A 96-electrode silicon intracortical recording array arranged in a 10x10 grid, the most widely used implanted BCI device in human research.

What category does Utah Array belong to in BCI?

Utah Array is a Devices concept in brain-computer interface science.

Utah Array — BCI Glossary

The Utah Intracortical Electrode Array (UIEA) — commonly called the Utah Array — is the gold-standard implanted BCI device for human neuroscience research and clinical trials.

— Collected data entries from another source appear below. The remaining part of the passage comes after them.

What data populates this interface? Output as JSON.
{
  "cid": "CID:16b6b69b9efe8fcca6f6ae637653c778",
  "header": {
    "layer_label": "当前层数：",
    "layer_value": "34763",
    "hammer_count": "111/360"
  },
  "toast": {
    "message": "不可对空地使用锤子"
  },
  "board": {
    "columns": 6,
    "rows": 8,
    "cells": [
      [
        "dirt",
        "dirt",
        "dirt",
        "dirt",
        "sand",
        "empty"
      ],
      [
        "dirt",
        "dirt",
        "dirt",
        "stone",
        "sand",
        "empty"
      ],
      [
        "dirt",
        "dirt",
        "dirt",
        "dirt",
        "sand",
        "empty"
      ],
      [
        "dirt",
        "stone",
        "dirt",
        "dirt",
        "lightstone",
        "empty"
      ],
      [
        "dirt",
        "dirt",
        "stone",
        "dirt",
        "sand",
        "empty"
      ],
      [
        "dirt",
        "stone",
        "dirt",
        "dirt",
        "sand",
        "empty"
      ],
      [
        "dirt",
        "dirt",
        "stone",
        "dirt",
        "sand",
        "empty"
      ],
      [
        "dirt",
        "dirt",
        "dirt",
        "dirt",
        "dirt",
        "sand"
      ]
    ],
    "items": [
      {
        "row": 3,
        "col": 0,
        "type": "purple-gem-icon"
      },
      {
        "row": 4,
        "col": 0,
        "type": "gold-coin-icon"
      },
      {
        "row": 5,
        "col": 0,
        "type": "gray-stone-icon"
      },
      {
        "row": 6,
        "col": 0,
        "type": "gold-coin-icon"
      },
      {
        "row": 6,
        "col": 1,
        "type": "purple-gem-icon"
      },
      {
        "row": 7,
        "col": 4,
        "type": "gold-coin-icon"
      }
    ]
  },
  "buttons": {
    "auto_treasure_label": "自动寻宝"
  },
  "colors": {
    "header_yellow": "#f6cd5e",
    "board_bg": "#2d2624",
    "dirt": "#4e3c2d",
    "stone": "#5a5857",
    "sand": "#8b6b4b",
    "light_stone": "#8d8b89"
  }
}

Invented by Richard Normann at the University of Utah in the late 1980s and early 1990s, it has been in continuous human use since 2004.

Physical Design

The Utah Array consists of:

96 electrodes arranged in a 10x10 grid (minus 4 corners)
Silicon shanks 1.0–1.5 mm long, with individual tip coatings (platinum or iridium oxide) for recording and/or stimulation
Pitch: 400 µm between adjacent electrodes
Pneumatic insertion: The array is inserted into cortex using a pneumatic inserter (slapper) in a single rapid stroke (<200 ms) to minimize dimpling and mechanical tissue damage
CerePort connector: A titanium pedestal (percutaneous connector) that passes through the skull and scalp, providing a wired connection to external recording systems (Cerebus, NeuroPort)

Clinical Track Record

The Utah Array is the basis for most published human intracortical BCI demonstrations:

2004: First human implant (Matthew Nagle, ALS, BrainGate study)
2012: Cathy Hutchinson controls robotic arm for self-feeding (Nature)
2016: Ian Burkhart restores voluntary hand movement via Utah Array + functional electrical stimulation
2021: 62 WPM typing by imagined handwriting (Nature, BrainGate/Stanford)
2021: Wireless Utah Array BCI demonstrated

Limitations

Despite its long track record, the Utah Array has known limitations:

Percutaneous connector: The wired skull pedestal creates infection risk and is not cosmetically acceptable for wide clinical deployment
Foreign body response: Rigid silicon shanks cause ongoing tissue damage; signal quality typically degrades over 12-24 months as glial scar encapsulates electrodes
Electrode count: 96 channels is relatively low compared to newer approaches (Neuralink's 1,024 or Precision's 1,024-channel ECoG)
Stiffness mismatch: Silicon (~200 GPa) vs. brain tissue (~1 kPa) — the mechanical mismatch drives neuroinflammation

Neuralink's N1 implant directly addresses these limitations with flexible polymer threads, a wireless charging/transmission system, and 10x higher electrode count.